To validate our approach, we employed an LLM-based evaluation system using Anthropic’s Claude 3.5 Sonnet to assess query generation accuracy and execution outcomes. Key evaluation metrics included:

• Query evaluation: Correctness, similarity, efficiency, and ratings based on ground truth comparisons.
• Execution accuracy: Comparing output from generated queries against known correct results.

Testing across 120 questions yielded an overall accuracy of 74.17%. This performance demonstrated the framework’s effectiveness in navigating the unique challenges of graph query generation and execution.

Comparing Results

The results highlighted our model’s strengths:

Query Similarity Metrics

Overall Ratings

Execution Accuracy

Query Latency and Cost

Amazon Nova Pro exhibited lower query generation latencies and costs compared to the benchmark model, further solidifying its utility for organizations seeking efficiency without sacrificing performance.

Conclusion

Our framework demonstrates tremendous potential for transforming how non-technical users access and interact with graph databases. By seamlessly converting natural language to Gremlin queries, we empower a broader audience to glean insights from their interconnected data.

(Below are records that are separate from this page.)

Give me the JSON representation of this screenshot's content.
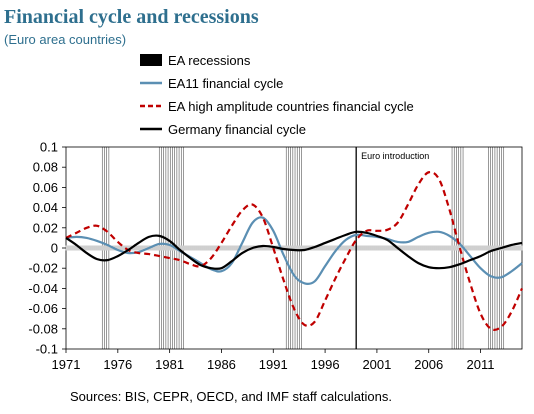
{
  "title": "Financial cycle and recessions",
  "subtitle": "(Euro area countries)",
  "source": "Sources: BIS, CEPR, OECD, and IMF staff calculations.",
  "chart_data": {
    "type": "line",
    "title": "Financial cycle and recessions",
    "subtitle": "(Euro area countries)",
    "xlim": [
      1971,
      2015
    ],
    "ylim": [
      -0.1,
      0.1
    ],
    "x_ticks": [
      1971,
      1976,
      1981,
      1986,
      1991,
      1996,
      2001,
      2006,
      2011
    ],
    "y_ticks": [
      -0.1,
      -0.08,
      -0.06,
      -0.04,
      -0.02,
      0,
      0.02,
      0.04,
      0.06,
      0.08,
      0.1
    ],
    "y_tick_labels": [
      "-0.1",
      "-0.08",
      "-0.06",
      "-0.04",
      "-0.02",
      "0",
      "0.02",
      "0.04",
      "0.06",
      "0.08",
      "0.1"
    ],
    "legend_position": "top",
    "annotation": {
      "label": "Euro introduction",
      "x": 1999
    },
    "recessions": {
      "name": "EA recessions",
      "color": "#000000",
      "periods": [
        [
          1974.5,
          1975.25
        ],
        [
          1980.0,
          1982.5
        ],
        [
          1992.25,
          1993.75
        ],
        [
          2008.25,
          2009.5
        ],
        [
          2011.75,
          2013.25
        ]
      ]
    },
    "series": [
      {
        "name": "EA11 financial cycle",
        "color": "#5b8fb3",
        "dash": "solid",
        "x": [
          1971,
          1972,
          1973,
          1974,
          1975,
          1976,
          1977,
          1978,
          1979,
          1980,
          1981,
          1982,
          1983,
          1984,
          1985,
          1986,
          1987,
          1988,
          1989,
          1990,
          1991,
          1992,
          1993,
          1994,
          1995,
          1996,
          1997,
          1998,
          1999,
          2000,
          2001,
          2002,
          2003,
          2004,
          2005,
          2006,
          2007,
          2008,
          2009,
          2010,
          2011,
          2012,
          2013,
          2014,
          2015
        ],
        "values": [
          0.01,
          0.011,
          0.01,
          0.007,
          0.003,
          -0.002,
          -0.005,
          -0.004,
          0.0,
          0.004,
          0.003,
          -0.003,
          -0.009,
          -0.015,
          -0.021,
          -0.023,
          -0.015,
          0.005,
          0.025,
          0.03,
          0.017,
          -0.007,
          -0.027,
          -0.035,
          -0.033,
          -0.018,
          -0.003,
          0.008,
          0.013,
          0.012,
          0.011,
          0.009,
          0.006,
          0.006,
          0.011,
          0.015,
          0.016,
          0.012,
          0.004,
          -0.008,
          -0.02,
          -0.028,
          -0.029,
          -0.023,
          -0.015
        ]
      },
      {
        "name": "EA high amplitude countries financial cycle",
        "color": "#c00000",
        "dash": "dashed",
        "x": [
          1971,
          1972,
          1973,
          1974,
          1975,
          1976,
          1977,
          1978,
          1979,
          1980,
          1981,
          1982,
          1983,
          1984,
          1985,
          1986,
          1987,
          1988,
          1989,
          1990,
          1991,
          1992,
          1993,
          1994,
          1995,
          1996,
          1997,
          1998,
          1999,
          2000,
          2001,
          2002,
          2003,
          2004,
          2005,
          2006,
          2007,
          2008,
          2009,
          2010,
          2011,
          2012,
          2013,
          2014,
          2015
        ],
        "values": [
          0.01,
          0.015,
          0.02,
          0.022,
          0.016,
          0.006,
          -0.002,
          -0.005,
          -0.006,
          -0.008,
          -0.01,
          -0.012,
          -0.016,
          -0.018,
          -0.01,
          0.005,
          0.022,
          0.037,
          0.043,
          0.03,
          0.0,
          -0.032,
          -0.06,
          -0.076,
          -0.073,
          -0.052,
          -0.03,
          -0.01,
          0.008,
          0.017,
          0.017,
          0.018,
          0.025,
          0.043,
          0.063,
          0.075,
          0.068,
          0.038,
          0.0,
          -0.035,
          -0.065,
          -0.08,
          -0.078,
          -0.063,
          -0.04
        ]
      },
      {
        "name": "Germany financial cycle",
        "color": "#000000",
        "dash": "solid",
        "x": [
          1971,
          1972,
          1973,
          1974,
          1975,
          1976,
          1977,
          1978,
          1979,
          1980,
          1981,
          1982,
          1983,
          1984,
          1985,
          1986,
          1987,
          1988,
          1989,
          1990,
          1991,
          1992,
          1993,
          1994,
          1995,
          1996,
          1997,
          1998,
          1999,
          2000,
          2001,
          2002,
          2003,
          2004,
          2005,
          2006,
          2007,
          2008,
          2009,
          2010,
          2011,
          2012,
          2013,
          2014,
          2015
        ],
        "values": [
          0.01,
          0.003,
          -0.005,
          -0.011,
          -0.012,
          -0.008,
          -0.002,
          0.005,
          0.011,
          0.012,
          0.007,
          -0.002,
          -0.01,
          -0.017,
          -0.02,
          -0.02,
          -0.013,
          -0.005,
          0.0,
          0.002,
          0.001,
          -0.001,
          -0.002,
          -0.002,
          0.001,
          0.005,
          0.009,
          0.013,
          0.016,
          0.015,
          0.012,
          0.008,
          0.0,
          -0.008,
          -0.015,
          -0.019,
          -0.02,
          -0.019,
          -0.016,
          -0.012,
          -0.008,
          -0.003,
          0.0,
          0.003,
          0.005
        ]
      }
    ]
  }
}
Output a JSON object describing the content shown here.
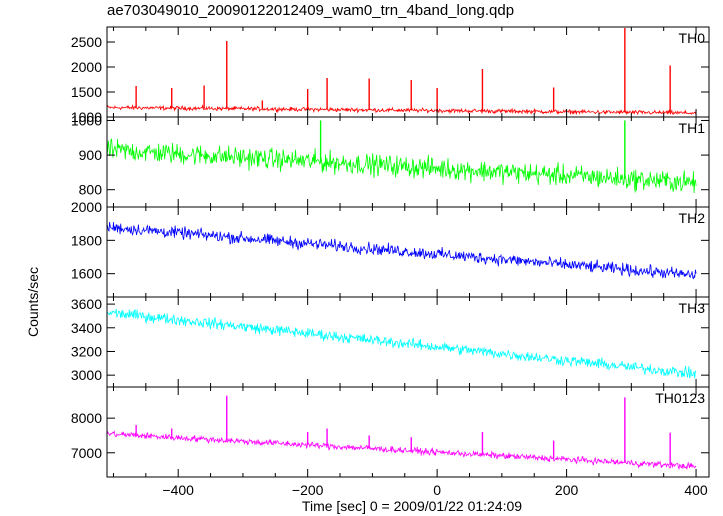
{
  "chart_data": {
    "type": "line",
    "title": "ae703049010_20090122012409_wam0_trn_4band_long.qdp",
    "xlabel": "Time [sec] 0 = 2009/01/22 01:24:09",
    "ylabel": "Counts/sec",
    "xlim": [
      -510,
      420
    ],
    "x_ticks": [
      -400,
      -200,
      0,
      200,
      400
    ],
    "x_tick_labels": [
      "−400",
      "−200",
      "0",
      "200",
      "400"
    ],
    "panels": [
      {
        "name": "TH0",
        "color": "#ff0000",
        "ylim": [
          1000,
          2800
        ],
        "y_ticks": [
          1000,
          1500,
          2000,
          2500
        ],
        "start": 1190,
        "end": 1080,
        "noise": 40,
        "spikes": [
          [
            -465,
            1620
          ],
          [
            -410,
            1580
          ],
          [
            -360,
            1630
          ],
          [
            -325,
            2520
          ],
          [
            -270,
            1330
          ],
          [
            -200,
            1560
          ],
          [
            -170,
            1780
          ],
          [
            -105,
            1770
          ],
          [
            -40,
            1740
          ],
          [
            0,
            1580
          ],
          [
            70,
            1960
          ],
          [
            180,
            1590
          ],
          [
            290,
            2780
          ],
          [
            360,
            2030
          ]
        ]
      },
      {
        "name": "TH1",
        "color": "#00ff00",
        "ylim": [
          750,
          1010
        ],
        "y_ticks": [
          800,
          900,
          1000
        ],
        "start": 915,
        "end": 820,
        "noise": 30,
        "spikes": [
          [
            -180,
            1000
          ],
          [
            290,
            1000
          ]
        ]
      },
      {
        "name": "TH2",
        "color": "#0000ff",
        "ylim": [
          1460,
          2000
        ],
        "y_ticks": [
          1600,
          1800,
          2000
        ],
        "start": 1880,
        "end": 1590,
        "noise": 35,
        "spikes": []
      },
      {
        "name": "TH3",
        "color": "#00ffff",
        "ylim": [
          2900,
          3660
        ],
        "y_ticks": [
          3000,
          3200,
          3400,
          3600
        ],
        "start": 3530,
        "end": 3010,
        "noise": 45,
        "spikes": []
      },
      {
        "name": "TH0123",
        "color": "#ff00ff",
        "ylim": [
          6300,
          8900
        ],
        "y_ticks": [
          7000,
          8000
        ],
        "start": 7550,
        "end": 6600,
        "noise": 90,
        "spikes": [
          [
            -465,
            7800
          ],
          [
            -410,
            7700
          ],
          [
            -325,
            8650
          ],
          [
            -200,
            7600
          ],
          [
            -170,
            7700
          ],
          [
            -105,
            7500
          ],
          [
            -40,
            7450
          ],
          [
            70,
            7600
          ],
          [
            180,
            7350
          ],
          [
            290,
            8600
          ],
          [
            360,
            7580
          ]
        ]
      }
    ]
  }
}
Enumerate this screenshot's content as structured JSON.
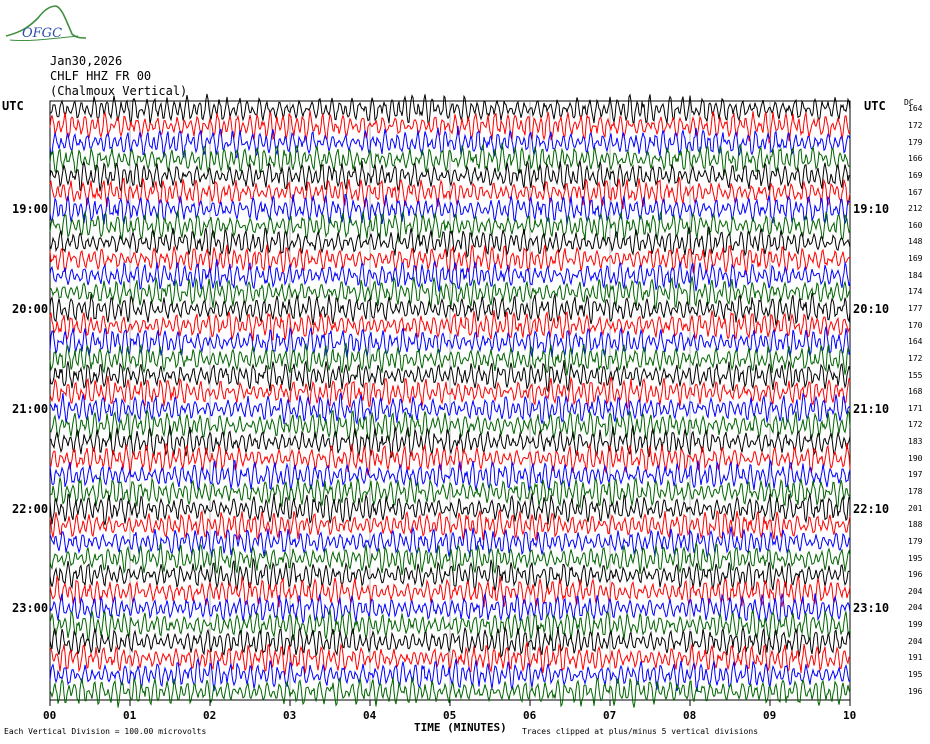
{
  "logo": {
    "text": "OFGC"
  },
  "header": {
    "date": "Jan30,2026",
    "channel": "CHLF HHZ FR 00",
    "station": "(Chalmoux Vertical)"
  },
  "utc_left": "UTC",
  "utc_right": "UTC",
  "dc_header": "DC",
  "chart_data": {
    "type": "line",
    "xlabel": "TIME (MINUTES)",
    "xticks": [
      "00",
      "01",
      "02",
      "03",
      "04",
      "05",
      "06",
      "07",
      "08",
      "09",
      "10"
    ],
    "xlim": [
      0,
      10
    ],
    "left_time_labels": [
      {
        "label": "19:00",
        "row": 6
      },
      {
        "label": "20:00",
        "row": 12
      },
      {
        "label": "21:00",
        "row": 18
      },
      {
        "label": "22:00",
        "row": 24
      },
      {
        "label": "23:00",
        "row": 30
      }
    ],
    "right_time_labels": [
      {
        "label": "19:10",
        "row": 6
      },
      {
        "label": "20:10",
        "row": 12
      },
      {
        "label": "21:10",
        "row": 18
      },
      {
        "label": "22:10",
        "row": 24
      },
      {
        "label": "23:10",
        "row": 30
      }
    ],
    "trace_colors": [
      "#000000",
      "#ff0000",
      "#0000ff",
      "#006400"
    ],
    "dc_offsets": [
      "164",
      "172",
      "179",
      "166",
      "169",
      "167",
      "212",
      "160",
      "148",
      "169",
      "184",
      "174",
      "177",
      "170",
      "164",
      "172",
      "155",
      "168",
      "171",
      "172",
      "183",
      "190",
      "197",
      "178",
      "201",
      "188",
      "179",
      "195",
      "196",
      "204",
      "204",
      "199",
      "204",
      "191",
      "195",
      "196"
    ],
    "grid": true
  },
  "footer": {
    "scale_note": "Each Vertical Division =  100.00 microvolts",
    "clip_note": "Traces clipped at plus/minus 5 vertical divisions"
  }
}
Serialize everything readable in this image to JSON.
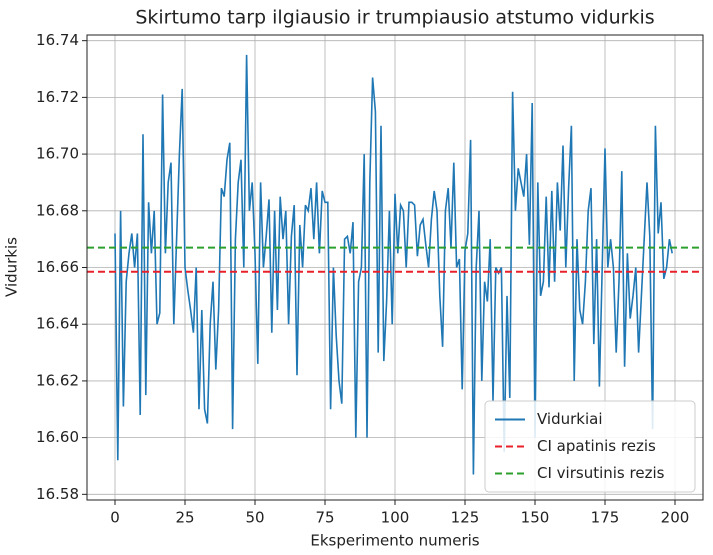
{
  "chart_data": {
    "type": "line",
    "title": "Skirtumo tarp ilgiausio ir trumpiausio atstumo vidurkis",
    "x_label": "Eksperimento numeris",
    "y_label": "Vidurkis",
    "xlim": [
      -10,
      210
    ],
    "ylim": [
      16.578,
      16.742
    ],
    "xticks": [
      0,
      25,
      50,
      75,
      100,
      125,
      150,
      175,
      200
    ],
    "yticks": [
      16.58,
      {
        "value": 16.6,
        "label": "16.60"
      },
      16.62,
      16.64,
      16.66,
      16.68,
      {
        "value": 16.7,
        "label": "16.70"
      },
      16.72,
      16.74
    ],
    "grid": true,
    "legend": "lower right",
    "series": [
      {
        "name": "Vidurkiai",
        "color": "#1f77b4",
        "x": [
          0,
          1,
          2,
          3,
          4,
          5,
          6,
          7,
          8,
          9,
          10,
          11,
          12,
          13,
          14,
          15,
          16,
          17,
          18,
          19,
          20,
          21,
          22,
          23,
          24,
          25,
          26,
          27,
          28,
          29,
          30,
          31,
          32,
          33,
          34,
          35,
          36,
          37,
          38,
          39,
          40,
          41,
          42,
          43,
          44,
          45,
          46,
          47,
          48,
          49,
          50,
          51,
          52,
          53,
          54,
          55,
          56,
          57,
          58,
          59,
          60,
          61,
          62,
          63,
          64,
          65,
          66,
          67,
          68,
          69,
          70,
          71,
          72,
          73,
          74,
          75,
          76,
          77,
          78,
          79,
          80,
          81,
          82,
          83,
          84,
          85,
          86,
          87,
          88,
          89,
          90,
          91,
          92,
          93,
          94,
          95,
          96,
          97,
          98,
          99,
          100,
          101,
          102,
          103,
          104,
          105,
          106,
          107,
          108,
          109,
          110,
          111,
          112,
          113,
          114,
          115,
          116,
          117,
          118,
          119,
          120,
          121,
          122,
          123,
          124,
          125,
          126,
          127,
          128,
          129,
          130,
          131,
          132,
          133,
          134,
          135,
          136,
          137,
          138,
          139,
          140,
          141,
          142,
          143,
          144,
          145,
          146,
          147,
          148,
          149,
          150,
          151,
          152,
          153,
          154,
          155,
          156,
          157,
          158,
          159,
          160,
          161,
          162,
          163,
          164,
          165,
          166,
          167,
          168,
          169,
          170,
          171,
          172,
          173,
          174,
          175,
          176,
          177,
          178,
          179,
          180,
          181,
          182,
          183,
          184,
          185,
          186,
          187,
          188,
          189,
          190,
          191,
          192,
          193,
          194,
          195,
          196,
          197,
          198,
          199
        ],
        "values": [
          16.672,
          16.592,
          16.68,
          16.611,
          16.655,
          16.665,
          16.672,
          16.66,
          16.672,
          16.608,
          16.707,
          16.615,
          16.683,
          16.665,
          16.68,
          16.64,
          16.644,
          16.721,
          16.665,
          16.69,
          16.697,
          16.64,
          16.67,
          16.7,
          16.723,
          16.66,
          16.652,
          16.645,
          16.637,
          16.66,
          16.61,
          16.645,
          16.61,
          16.605,
          16.64,
          16.655,
          16.624,
          16.645,
          16.688,
          16.685,
          16.698,
          16.704,
          16.603,
          16.67,
          16.69,
          16.698,
          16.66,
          16.735,
          16.68,
          16.69,
          16.665,
          16.626,
          16.69,
          16.66,
          16.671,
          16.684,
          16.637,
          16.68,
          16.645,
          16.685,
          16.67,
          16.68,
          16.64,
          16.671,
          16.682,
          16.622,
          16.675,
          16.66,
          16.682,
          16.68,
          16.688,
          16.67,
          16.69,
          16.665,
          16.687,
          16.683,
          16.683,
          16.61,
          16.66,
          16.636,
          16.62,
          16.612,
          16.67,
          16.671,
          16.665,
          16.676,
          16.6,
          16.655,
          16.66,
          16.7,
          16.6,
          16.69,
          16.727,
          16.715,
          16.63,
          16.71,
          16.627,
          16.648,
          16.68,
          16.64,
          16.686,
          16.665,
          16.682,
          16.68,
          16.66,
          16.683,
          16.683,
          16.682,
          16.664,
          16.675,
          16.677,
          16.668,
          16.66,
          16.677,
          16.687,
          16.68,
          16.65,
          16.632,
          16.68,
          16.688,
          16.667,
          16.697,
          16.66,
          16.663,
          16.617,
          16.666,
          16.672,
          16.705,
          16.587,
          16.66,
          16.68,
          16.62,
          16.655,
          16.648,
          16.67,
          16.613,
          16.66,
          16.658,
          16.66,
          16.595,
          16.65,
          16.614,
          16.722,
          16.68,
          16.695,
          16.69,
          16.685,
          16.7,
          16.668,
          16.718,
          16.6,
          16.69,
          16.65,
          16.655,
          16.685,
          16.653,
          16.687,
          16.655,
          16.69,
          16.673,
          16.703,
          16.66,
          16.688,
          16.71,
          16.62,
          16.67,
          16.645,
          16.64,
          16.655,
          16.68,
          16.688,
          16.633,
          16.67,
          16.618,
          16.66,
          16.702,
          16.66,
          16.67,
          16.66,
          16.63,
          16.655,
          16.694,
          16.625,
          16.665,
          16.642,
          16.65,
          16.66,
          16.63,
          16.65,
          16.67,
          16.69,
          16.671,
          16.603,
          16.71,
          16.672,
          16.683,
          16.656,
          16.66,
          16.67,
          16.665
        ]
      }
    ],
    "reference_lines": [
      {
        "name": "CI apatinis rezis",
        "color": "#e8202a",
        "value": 16.6585
      },
      {
        "name": "CI virsutinis rezis",
        "color": "#2ca02c",
        "value": 16.667
      }
    ]
  }
}
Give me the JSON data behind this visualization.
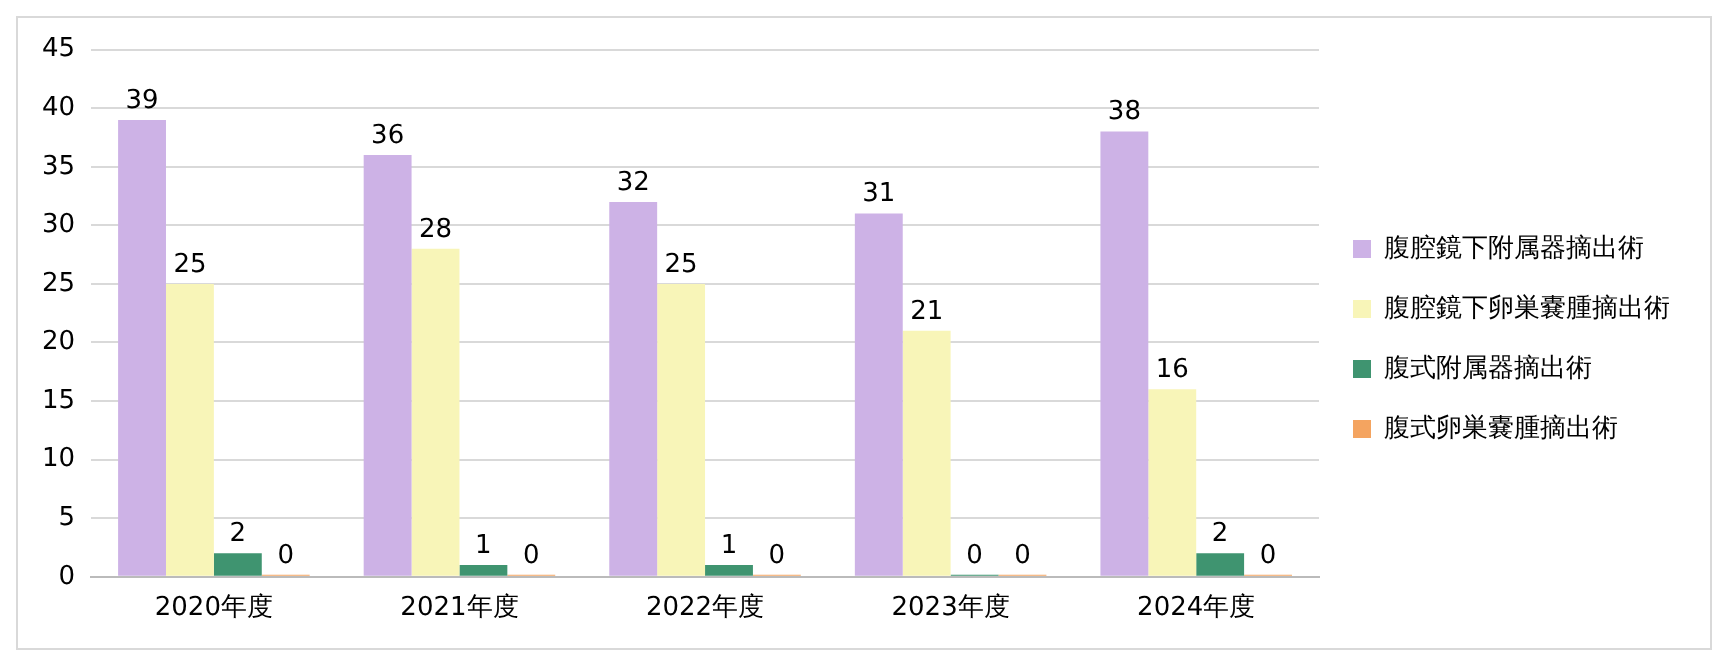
{
  "chart_data": {
    "type": "bar",
    "categories": [
      "2020年度",
      "2021年度",
      "2022年度",
      "2023年度",
      "2024年度"
    ],
    "series": [
      {
        "name": "腹腔鏡下附属器摘出術",
        "color": "#cdb2e6",
        "values": [
          39,
          36,
          32,
          31,
          38
        ]
      },
      {
        "name": "腹腔鏡下卵巣嚢腫摘出術",
        "color": "#f8f5b8",
        "values": [
          25,
          28,
          25,
          21,
          16
        ]
      },
      {
        "name": "腹式附属器摘出術",
        "color": "#3f9470",
        "values": [
          2,
          1,
          1,
          0,
          2
        ]
      },
      {
        "name": "腹式卵巣嚢腫摘出術",
        "color": "#f4a460",
        "values": [
          0,
          0,
          0,
          0,
          0
        ]
      }
    ],
    "ylim": [
      0,
      45
    ],
    "yticks": [
      0,
      5,
      10,
      15,
      20,
      25,
      30,
      35,
      40,
      45
    ],
    "grid": "y",
    "legend": "right",
    "data_labels": true
  }
}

As we continue refining our evaluation methodologies and enhancing the model’s capabilities, we aim to handle increasingly complex queries and improve the user experience further. With innovative techniques like Retrieval Augmented Generation (RAG) and ongoing enhancements to our approach, we’re excited about the future of natural language processing in graph databases.

About the Authors

(Author bios can remain here without adjustments, maintaining the focus on the main content.)